Parkland Corporation Reports Drop in EBITDA in Q3 2024, Downgrades 2024 Guidance

2 min read | October 30, 2024 06:27 PM PDT | By Team Kalkine Media

Highlights

  • Q3 2024 EBITDA Decline: Adjusted EBITDA down 26% due to lower refining margins.
  • Decreased Earnings: Net income dropped 60%, mainly impacted by refinery performance.
  • Revised 2024 Guidance: EBITDA outlook lowered due to market conditions and a refinery shutdown.

Parkland Corporation (TSX:PKI) released its Q3 2024 financials, revealing substantial adjustments as lower refinery margins impacted the quarter's results. For Q3, adjusted EBITDA decreased by 26% year-over-year, reaching $431 million. The company attributed this decline to weak refinery margins, despite strong operational performance. Net earnings were similarly impacted, decreasing by 60% to $91 million, or $0.52 per share. The adjusted earnings per share came in at $0.61, down 54% compared to the same period last year.

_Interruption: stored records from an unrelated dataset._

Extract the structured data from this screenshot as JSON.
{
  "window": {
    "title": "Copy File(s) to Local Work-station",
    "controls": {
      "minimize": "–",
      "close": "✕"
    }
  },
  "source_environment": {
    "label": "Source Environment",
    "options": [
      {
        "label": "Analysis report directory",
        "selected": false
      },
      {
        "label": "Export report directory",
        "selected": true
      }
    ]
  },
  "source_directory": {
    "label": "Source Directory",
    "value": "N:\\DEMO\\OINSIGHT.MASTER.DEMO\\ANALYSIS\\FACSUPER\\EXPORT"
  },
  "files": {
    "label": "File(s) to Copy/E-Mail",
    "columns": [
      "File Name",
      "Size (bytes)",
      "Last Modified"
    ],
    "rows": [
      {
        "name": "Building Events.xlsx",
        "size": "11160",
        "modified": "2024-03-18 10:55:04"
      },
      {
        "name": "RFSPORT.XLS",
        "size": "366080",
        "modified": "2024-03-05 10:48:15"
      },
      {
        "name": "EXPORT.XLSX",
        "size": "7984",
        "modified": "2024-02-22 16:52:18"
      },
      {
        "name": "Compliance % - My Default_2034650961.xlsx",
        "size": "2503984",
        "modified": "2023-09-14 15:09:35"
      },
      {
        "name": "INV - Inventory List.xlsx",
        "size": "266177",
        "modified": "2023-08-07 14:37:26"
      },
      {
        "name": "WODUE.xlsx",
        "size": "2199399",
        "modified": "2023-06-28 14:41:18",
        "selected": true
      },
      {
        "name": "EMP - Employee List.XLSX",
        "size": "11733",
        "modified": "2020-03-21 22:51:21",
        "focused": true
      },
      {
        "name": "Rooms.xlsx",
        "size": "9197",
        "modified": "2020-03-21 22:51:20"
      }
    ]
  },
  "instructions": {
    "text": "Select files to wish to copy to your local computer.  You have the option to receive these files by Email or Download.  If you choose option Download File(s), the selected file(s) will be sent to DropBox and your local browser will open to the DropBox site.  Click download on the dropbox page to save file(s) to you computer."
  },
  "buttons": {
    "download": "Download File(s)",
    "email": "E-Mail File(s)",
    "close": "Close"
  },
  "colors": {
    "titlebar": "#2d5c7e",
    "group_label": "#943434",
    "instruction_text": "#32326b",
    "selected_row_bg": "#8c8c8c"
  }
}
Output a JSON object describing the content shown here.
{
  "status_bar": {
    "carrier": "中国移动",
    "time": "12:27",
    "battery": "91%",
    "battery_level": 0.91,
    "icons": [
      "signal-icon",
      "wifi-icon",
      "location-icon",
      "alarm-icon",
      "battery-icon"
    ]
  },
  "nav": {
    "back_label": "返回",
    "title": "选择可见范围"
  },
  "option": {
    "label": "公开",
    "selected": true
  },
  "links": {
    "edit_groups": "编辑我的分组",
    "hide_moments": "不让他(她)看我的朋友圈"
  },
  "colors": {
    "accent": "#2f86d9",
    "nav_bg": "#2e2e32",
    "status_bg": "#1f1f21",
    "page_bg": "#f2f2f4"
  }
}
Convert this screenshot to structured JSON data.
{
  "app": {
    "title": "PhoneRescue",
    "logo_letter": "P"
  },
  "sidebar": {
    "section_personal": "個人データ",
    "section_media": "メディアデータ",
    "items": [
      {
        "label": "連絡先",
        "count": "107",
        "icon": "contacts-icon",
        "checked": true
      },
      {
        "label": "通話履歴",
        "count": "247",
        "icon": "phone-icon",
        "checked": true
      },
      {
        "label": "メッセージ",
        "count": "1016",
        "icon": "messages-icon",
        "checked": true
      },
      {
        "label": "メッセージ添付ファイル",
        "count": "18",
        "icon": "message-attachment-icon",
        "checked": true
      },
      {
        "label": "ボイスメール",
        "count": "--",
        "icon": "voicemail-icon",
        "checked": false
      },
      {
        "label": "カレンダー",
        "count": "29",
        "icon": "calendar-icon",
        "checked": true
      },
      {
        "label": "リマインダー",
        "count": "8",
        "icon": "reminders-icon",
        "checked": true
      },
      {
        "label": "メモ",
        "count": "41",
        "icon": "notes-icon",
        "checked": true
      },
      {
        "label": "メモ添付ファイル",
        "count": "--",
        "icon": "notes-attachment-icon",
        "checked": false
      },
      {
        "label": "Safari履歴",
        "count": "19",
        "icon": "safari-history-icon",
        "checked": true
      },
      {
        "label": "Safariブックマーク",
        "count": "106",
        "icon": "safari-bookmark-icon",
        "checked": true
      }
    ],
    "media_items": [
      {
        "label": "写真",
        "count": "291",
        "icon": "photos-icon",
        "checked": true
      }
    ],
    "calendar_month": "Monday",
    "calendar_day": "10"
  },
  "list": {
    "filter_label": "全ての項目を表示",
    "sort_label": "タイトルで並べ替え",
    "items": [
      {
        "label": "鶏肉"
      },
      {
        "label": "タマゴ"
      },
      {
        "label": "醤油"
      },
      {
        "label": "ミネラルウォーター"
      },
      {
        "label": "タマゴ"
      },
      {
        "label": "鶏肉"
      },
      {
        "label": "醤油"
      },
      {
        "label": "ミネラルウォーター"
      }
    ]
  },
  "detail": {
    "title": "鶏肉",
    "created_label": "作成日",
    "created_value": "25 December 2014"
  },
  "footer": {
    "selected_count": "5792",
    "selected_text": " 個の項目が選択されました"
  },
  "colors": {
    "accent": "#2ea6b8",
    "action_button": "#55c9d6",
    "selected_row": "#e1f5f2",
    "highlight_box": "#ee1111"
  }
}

One of the main contributors to the results was the unplanned first-quarter shutdown of Parkland’s Burnaby Refinery, compounded by lower refining margins that persisted throughout Q3. These challenges led to a trailing-twelve-month (TTM) available cash flow of $627 million ($3.58 per share), down 16% year-over-year, and cash flow from operating activities of $1.49 billion. The cash flow was also impacted by Parkland’s debt repayment efforts, which increased the company's liquidity to $2 billion by Q3 2024, reflecting efforts to manage capital allocation prudently. However, Parkland’s leverage ratio has risen to 3.4x, partially due to a dip in TTM adjusted EBITDA.

While the retail and commercial business divisions showed resilience, contributing $1.568 billion in TTM adjusted EBITDA (up 2% year-over-year), the overall return on invested capital (ROIC) dropped from 9.5% in Q3 2023 to 7.8% in Q3 2024. Parkland’s capital management strategy included purchasing and canceling 382,000 common shares for $14 million, demonstrating its commitment to disciplined capital allocation amid shifting priorities. As part of this approach, Parkland has announced its intention to divest its retail and commercial businesses in Florida, allowing for capital redirection toward higher-return opportunities.

In light of persistent challenges, Parkland has revised its 2024 financial guidance. The company now expects adjusted EBITDA in the range of $1.7 billion to $1.75 billion, down from its earlier guidance of $1.9 billion to $2 billion. Parkland also adjusted its 2024 available cash flow per share outlook to approximately $3.75, down from the previous estimate of $5.00. Meanwhile, ROIC guidance has been revised to about 8%, down from the initial forecast of over 11%.

Looking forward, Parkland acknowledges that market challenges, particularly in refining, are likely to continue through the year. However, the company remains focused on leveraging operational efficiencies and capitalizing on core growth areas within its business segments, balancing its strategic goals against a challenging economic backdrop.